Super Tuesday and the Republican Strategy

Trying to correct the long Republican primary contest in 2012, this election year the Republicans planned to speed up the process. In 2012, a long time spent fighting among the delegates lowered their ratings. It also ate up a large amount of contributions that could have been used in the general election.

The early four primaries were limited to February. From March 1-14, the primaries were supposed to be proportionately divided among candidates so that candidates can be seen around the country. Starting March 15, the primaries are supposed to be winner-take-all in order to speed up the closure of the choice of the party’s nominee. With Donald Trump the leading candidate, this may now work against the desires of the Party. Anything that disrupts the democratic representation of proportionally awarding delegates always poses a danger in getting the most liked candidate for the party. (The Democratic Primaries are all proportional.).  From the viewpoint of California and other states with later primaries, the fact that states with earlier primaries are allowed to give away almost double votes to a candidate getting over 50% takes away the importance of the votes of later voters.  This is really the disenfranchisement of later voters.  I remember a saying:  No Taxation Without Representation.  Does this mean that later voters do not have to pay federal taxes?  If the party wants all voters to back the party’s eventual winner, they need to make all voters know that their votes are equally weighted.

Remember that Trump has already won 100% of South Carolina’s 50 delegates with only 33% of the vote, due to the winner-take-all primary there.

Many of the Super Tuesday primaries are winner-take-most. I will explain this below in the case of the largest Super Tuesday primary below.

On Super Tuesday, Texas has 155 delegates. This will be a test if Texas’ favorite son Sen. Cruz will win its primary with greater than 50%. Texas has 47 statewide delegates and the rest awarded as 3 per district. Statewide, if a candidate gets over 50%, they get all at large delegates. Otherwise, the candidates above 20% proportionately split the delegates.

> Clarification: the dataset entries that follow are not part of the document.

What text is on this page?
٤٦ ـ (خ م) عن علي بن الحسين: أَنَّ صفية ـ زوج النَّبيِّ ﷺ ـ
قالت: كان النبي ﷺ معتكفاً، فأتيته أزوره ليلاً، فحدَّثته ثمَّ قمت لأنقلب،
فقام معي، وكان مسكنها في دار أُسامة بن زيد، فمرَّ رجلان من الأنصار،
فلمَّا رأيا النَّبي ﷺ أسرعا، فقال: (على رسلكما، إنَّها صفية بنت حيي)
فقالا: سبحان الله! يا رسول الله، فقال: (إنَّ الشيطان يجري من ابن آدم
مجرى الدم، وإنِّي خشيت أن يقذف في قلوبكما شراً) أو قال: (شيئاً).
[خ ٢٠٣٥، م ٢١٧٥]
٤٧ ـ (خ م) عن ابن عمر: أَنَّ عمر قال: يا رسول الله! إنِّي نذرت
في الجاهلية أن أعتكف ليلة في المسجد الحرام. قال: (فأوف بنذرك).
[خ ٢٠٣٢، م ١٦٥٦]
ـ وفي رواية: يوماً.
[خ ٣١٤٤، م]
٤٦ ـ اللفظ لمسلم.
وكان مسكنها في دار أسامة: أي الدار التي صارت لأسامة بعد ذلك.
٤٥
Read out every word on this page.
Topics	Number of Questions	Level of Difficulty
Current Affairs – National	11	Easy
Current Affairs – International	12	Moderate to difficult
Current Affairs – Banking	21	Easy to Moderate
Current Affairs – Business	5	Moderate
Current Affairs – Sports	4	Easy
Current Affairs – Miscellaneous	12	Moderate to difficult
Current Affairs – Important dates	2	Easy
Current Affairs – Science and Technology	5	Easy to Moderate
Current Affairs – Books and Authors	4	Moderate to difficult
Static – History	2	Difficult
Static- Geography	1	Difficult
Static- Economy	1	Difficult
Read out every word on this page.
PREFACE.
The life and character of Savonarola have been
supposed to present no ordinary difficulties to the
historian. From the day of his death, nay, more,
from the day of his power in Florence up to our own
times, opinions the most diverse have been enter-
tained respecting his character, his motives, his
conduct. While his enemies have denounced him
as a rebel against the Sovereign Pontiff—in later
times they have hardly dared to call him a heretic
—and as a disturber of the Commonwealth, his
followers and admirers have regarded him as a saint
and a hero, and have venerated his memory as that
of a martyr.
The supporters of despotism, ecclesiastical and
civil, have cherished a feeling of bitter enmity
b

If a candidate gets less than 20% in a district, they get no delegates from that district. If a candidate gets more than 50% in a district, they get all 3 delegates from that district. If no candidate gets more than 50% in a district, than the the leading candidate gets 2 delegates, and the second place one gets 1. In Trump’s terms, if you get less that 20% anywhere, you are a “loser” there.

The winner-take-most primaries on Super Tuesday are:

Alabama.      50
Arkansas.     40
Georgia.        76
Oklahoma.   43
Tennessee.   58
Texas.          155
Vermont.      16

——————
Total.          438

The proportional primaries on Super Tuesday are:

Alaska.               28
Massachusetts 42
Minnesota.       38
Virginia.            49

——————-
Total                157

Caucuses, with conventions later:

Colorado.          37
North Dakota. 28
Wyoming.        29
———————–

Total.                94

The total Super Tuesday delegates are 689. Out of the 2,472 Party delegates, this is 27.9%.

The second largest national delegate state is Texas with 155 delegates. Texas has 22.5% of Super Tuesday delegates, and 6.3% of all Republican delegates.

People complain that these early primaries are Southern state loaded.  If we add the Southern states along with Texas and Oklahoma, the total is 471 of 689 Super Tuesday delegates, or 68% (above 2/3).

Texas illustrates the effect of the four early February primaries.   I was looking up articles on Texas newspaper endorsements for the primaries.  I found three Texas newspapers had endorsed Jeb Bush on Feb. 12.  He is now already gone from the race.  Jeb is a native son of Texas, and was educated there including the University of Texas.  His Bush family is of course rooted in Texas.  Yet he did not last until the March 1 Texas primary to be supported there.

About Dennis SILVERMAN

I am a retired Professor of Physics and Astronomy at U C Irvine. For two decades I have been active in learning about energy and the environment, and in reporting on those topics for a decade. For the last four years I have added science policy. Lately, I have been reporting on the Covid-19 pandemic of our times.